The other day I
noted a “facially stupid” headline, “CHINA: Nation drops energy
use by 20 percent.” China is in truth spectacularly
increasing its energy consumption but, if you’re not the
U.S. you get the benefit of regularly twisted rhetoric to spin
things like a reduction in energy intensity (energy used
per unit of GDP), which every maturing economy experiences and at
levels not unlike China’s.
Internally I wondered to colleagues, purely rhetorically of
course, “why don’t we ever get headlines like this?” The obvious
answer is that the aim of most journalists who write on the
relevant topics is to paint the U.S. and/or politically disfavored
industry as inferior, lagging, reckless, uniquely wasteful, and
otherwise deserving of further interventions by those who know
what’s best for us all.
And so today’s Washington Post adds to the pile of
examples of headlines you don’t see in the global warming or energy
context, disparately treating non-climate environmental issue
rather than the U.S. The print edition’s headline for
this story is, “Mass wildlife kills occur all the time, experts
say.”
You mean, like climate change? Heat waves? Regional drought? Wet
seasons? Storms? All of that which the evidence solidly establishes
is not outside of natural, historic variability yet all of which
gets hysterical treatment as evidence that the U.S. and/or
politically disfavored industry is inferior, lagging, reckless,
uniquely wasteful, and otherwise deserving of further interventions
by those who know what’s best for us all?

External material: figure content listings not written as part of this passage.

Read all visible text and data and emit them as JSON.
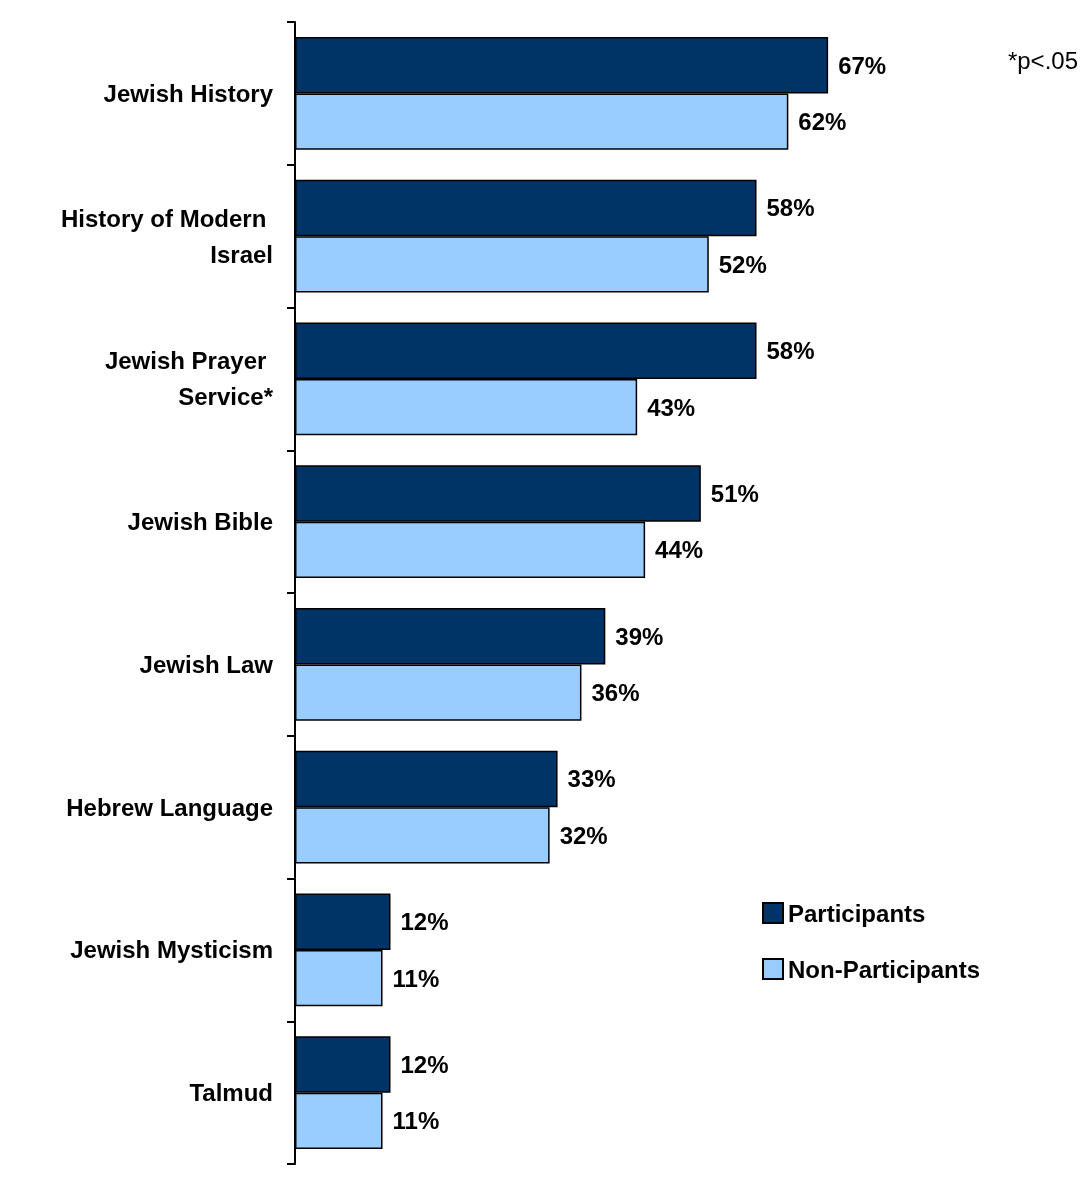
{
  "chart_data": {
    "type": "bar",
    "orientation": "horizontal",
    "categories": [
      "Jewish History",
      "History of Modern Israel",
      "Jewish Prayer Service*",
      "Jewish Bible",
      "Jewish Law",
      "Hebrew Language",
      "Jewish Mysticism",
      "Talmud"
    ],
    "series": [
      {
        "name": "Participants",
        "color": "#003366",
        "values": [
          67,
          58,
          58,
          51,
          39,
          33,
          12,
          12
        ],
        "value_labels": [
          "67%",
          "58%",
          "58%",
          "51%",
          "39%",
          "33%",
          "12%",
          "12%"
        ]
      },
      {
        "name": "Non-Participants",
        "color": "#99ccff",
        "values": [
          62,
          52,
          43,
          44,
          36,
          32,
          11,
          11
        ],
        "value_labels": [
          "62%",
          "52%",
          "43%",
          "44%",
          "36%",
          "32%",
          "11%",
          "11%"
        ]
      }
    ],
    "legend": "right",
    "annotations": [
      "*p<.05"
    ]
  }
}
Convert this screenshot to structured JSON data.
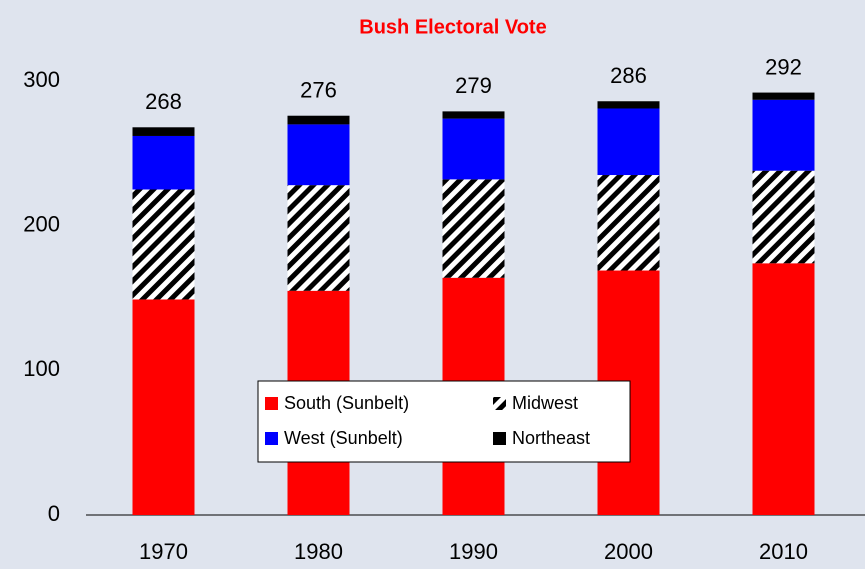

Further evidencing the phenomenon and again thanks to the
Washington Post, recall that this is a paper that
uncritically included the following cheerleading quote of
near-criminal idiocy, showing that geniuses of a certain feather do
tend to flock together:
Ditlev Engel, president and chief executive of the Danish
wind-energy company Vestas, said anecdotal evidence about birds
being caught in turbine blades and other environmental horror
stories do not usually hold up under scrutiny.
“Do people think it’s better all those birds are breathing CO2?
I’m not a scientist, but I doubt it,” said Engel, whose company is
expanding its U.S. manufacturing and distribution operations.
“Let’s get the facts on the table and not the feelings. The fact
is, these are not issues.”
Yeah. Birds routinely recorded on video being chopped up by
these contraptions, that’s not an issue in avian mortality. Not
like animals breathing CO2. Which, let’s face it, could lead to
mass wildlife kills.
Hey, wait a minute… Gentlemen, stop the presses, recall
the Sunday Post! I think we’ve got our hook!
Ned the Red| 1.9.11 @ 10:30AM
"Do people think it's better all those birds are breathing CO2?"
Only if they don't inhale it.
David W| 1.9.11 @ 11:17AM
From this day henceforth I will no longer breathe carbon dioxide. I will also avoid the corrosive effects of dihydrogen monoxide (especially on Saturday nights).
Mel Torme| 1.9.11 @ 11:31AM
Haha, Ned, that was good.
Sea_Hunter| 1.9.11 @ 3:56PM
One idiot is just an idiot. Two people who believe him are a political action commity, five or more are the main stream news media.
And I suggest tactifully to Ned, that he might add some single malt to that dihydrous monoxide. It kills all of its' harmful affects.
Sea_Hunter| 1.9.11 @ 4:24PM
Opps, sorry, not Ned, David should add that single malt. My bad.